Exploring molecular mechanisms of hematopoiesis and related diseases
Hematopoiesis is the process by which stem cells in the bone marrow divide and differentiate to become unique types of blood cells. Hematopoiesis is regulated by transcription factors, epigenetic modifiers, and non-coding RNAs. These regulators coordinate cell type-specific patterns of gene expression. Our laboratory studies the process of hematopoiesis and how the process is disrupted in non-malignant blood disorders. We have a specific interest in red blood cells and the underlying genetic mechanisms that drive disease.
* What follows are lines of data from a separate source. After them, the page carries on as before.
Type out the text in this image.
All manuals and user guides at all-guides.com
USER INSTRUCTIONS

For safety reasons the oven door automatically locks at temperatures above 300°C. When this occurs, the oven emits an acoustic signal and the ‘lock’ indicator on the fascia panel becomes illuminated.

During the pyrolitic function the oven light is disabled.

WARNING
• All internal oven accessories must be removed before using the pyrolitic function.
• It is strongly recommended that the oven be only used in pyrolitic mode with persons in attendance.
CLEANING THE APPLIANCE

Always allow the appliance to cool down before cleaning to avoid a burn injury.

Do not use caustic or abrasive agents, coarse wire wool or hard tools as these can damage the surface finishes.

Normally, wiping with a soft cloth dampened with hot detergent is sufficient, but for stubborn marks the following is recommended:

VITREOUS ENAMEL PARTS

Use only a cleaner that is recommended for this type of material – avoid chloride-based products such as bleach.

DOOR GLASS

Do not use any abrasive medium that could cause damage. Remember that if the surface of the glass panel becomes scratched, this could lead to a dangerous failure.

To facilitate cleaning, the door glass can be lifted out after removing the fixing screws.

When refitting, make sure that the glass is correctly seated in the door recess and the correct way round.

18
Our laboratory is particularly interested in non-malignant disorders of the hematopoietic system including sickle cell disease and thalassemia. Our research involves defining the mechanisms of gene regulation during hematopoiesis, the functions of non-coding RNAs, and the mechanisms of protein quality control such as autophagy and ubiquitin-mediated proteolysis in red blood cell formation and associated diseases.
A major project in our lab involves using CRISPR-Cas9 to explore new therapies for sickle cell disease and beta thalassemia using genome editing, base editing and other technologies. In addition, we are investigating a critical aspect of genome editing – safety – and exploring the potential for unintended, deleterious consequences.
Our interest in the regulation of gene expression during blood cell formation focuses on the transcription factors, DNA regulatory elements, non-coding RNAs and mechanisms of protein degradation. All of these processes act together to coordinate gene and protein expression, like a biological orchestra. More in-depth insights into these mechanisms and how they cross-communicate is critical to understanding how gene expression is regulated during the transition from a stem cell to a mature blood cell normally and in response to disease-related stresses.
Another major research project in our laboratory focuses on novel pharmacological therapies for thalassemia, a disorder in which unbalanced hemoglobin synthesis results in cytotoxic a-globin precipitates that destroy mature red blood cells and their precursors. Christophe Lechauve, PhD, was instrumental in leading a recent study for our laboratory in which we determined that free α-globin is degraded by autophagy – specifically mediated by the ULK1 protein – and that this process can be stimulated by mTORC1 inhibition to improve the pathology of beta thalassemia. We are continuing to study this problem with Dr. Lechauve through further analysis of mouse models and a planned clinical trial.